In the field of statistics , some people divide data analysis into descriptive statistical analysis, exploratory data analysis, and confirmatory data analysis; among them, exploratory data analysis focuses on discovering new features in the data, while confirmatory data analysis is Focus on the verification or falsification of existing assumptions.

Exploratory data analysis

Exploratory data analysis refers to a method of analyzing data in order to form a worthy hypothesis test, which is a supplement to traditional statistical hypothesis testing methods. This method is named by the famous American statistician John Tukey.

Qualitative data analysis

Qualitative data analysis, also known as “qualitative data analysis”, “qualitative research” or “qualitative research data analysis”, refers to the analysis of non-numerical data (or data) such as words, photos, and observations.

Offline data analysis

Offline data analysis is used for more complex and time-consuming data analysis and processing. It is generally built on cloud computing platforms, such as the open source HDFS file system and MapReduce computing framework. The Hadoop cluster consists of hundreds or even thousands of servers, storing several petabytes or even dozens of petabytes of data. Thousands of offline data analysis jobs are running every day, and each job handles hundreds of MB to hundreds of TB or more. The running time is minutes, hours, days or even longer.

Online data analysis

Online data analysis is also called online analysis and processing , which is used to process users’ online requests.

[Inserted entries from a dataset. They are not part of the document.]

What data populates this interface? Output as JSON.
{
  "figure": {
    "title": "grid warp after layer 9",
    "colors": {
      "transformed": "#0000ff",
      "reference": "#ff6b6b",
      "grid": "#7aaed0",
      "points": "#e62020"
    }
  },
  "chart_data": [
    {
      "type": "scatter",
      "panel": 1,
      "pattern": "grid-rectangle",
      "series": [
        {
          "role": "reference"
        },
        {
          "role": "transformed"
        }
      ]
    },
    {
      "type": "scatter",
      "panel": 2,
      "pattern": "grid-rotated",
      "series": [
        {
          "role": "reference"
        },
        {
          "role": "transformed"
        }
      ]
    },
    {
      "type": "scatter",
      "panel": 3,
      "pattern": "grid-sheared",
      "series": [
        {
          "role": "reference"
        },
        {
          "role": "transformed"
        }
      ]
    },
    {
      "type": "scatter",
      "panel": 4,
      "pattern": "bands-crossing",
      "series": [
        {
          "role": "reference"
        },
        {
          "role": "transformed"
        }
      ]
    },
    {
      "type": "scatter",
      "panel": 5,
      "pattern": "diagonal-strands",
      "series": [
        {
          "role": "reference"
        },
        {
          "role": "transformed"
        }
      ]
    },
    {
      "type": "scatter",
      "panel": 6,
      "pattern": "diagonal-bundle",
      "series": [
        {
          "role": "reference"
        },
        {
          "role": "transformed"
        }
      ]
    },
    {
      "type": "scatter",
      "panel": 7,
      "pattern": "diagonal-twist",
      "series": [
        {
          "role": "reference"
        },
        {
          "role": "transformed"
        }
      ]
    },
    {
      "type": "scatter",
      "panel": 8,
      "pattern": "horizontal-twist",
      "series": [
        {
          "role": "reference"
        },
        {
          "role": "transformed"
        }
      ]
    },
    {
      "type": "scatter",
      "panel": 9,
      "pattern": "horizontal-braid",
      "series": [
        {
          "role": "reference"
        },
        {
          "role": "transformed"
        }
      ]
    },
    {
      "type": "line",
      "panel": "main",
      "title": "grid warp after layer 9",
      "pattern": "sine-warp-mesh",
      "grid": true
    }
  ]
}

It requires relatively high response time (usually no more than a few seconds). Compared with offline data analysis, online data analysis can process user requests in real time, allowing users to change the constraints and restrictions of analysis at any time. Compared with offline data analysis, the amount of data that can be processed by online data analysis is much smaller, but with the development of technology, current online analysis systems have been able to process tens of millions or even hundreds of millions of records in real time. The traditional online data analysis system is built on a data warehouse with a relational database as the core, while the online big data analysis system is built on the NoSQL system of the cloud-computing platform. If there is no online analysis and processing of big data, there will be no way to store and index a huge number of Internet webpages, there will not be today’s efficient search engines, nor will there be microblogs, blogs, and social networks based on big data processing. And so on.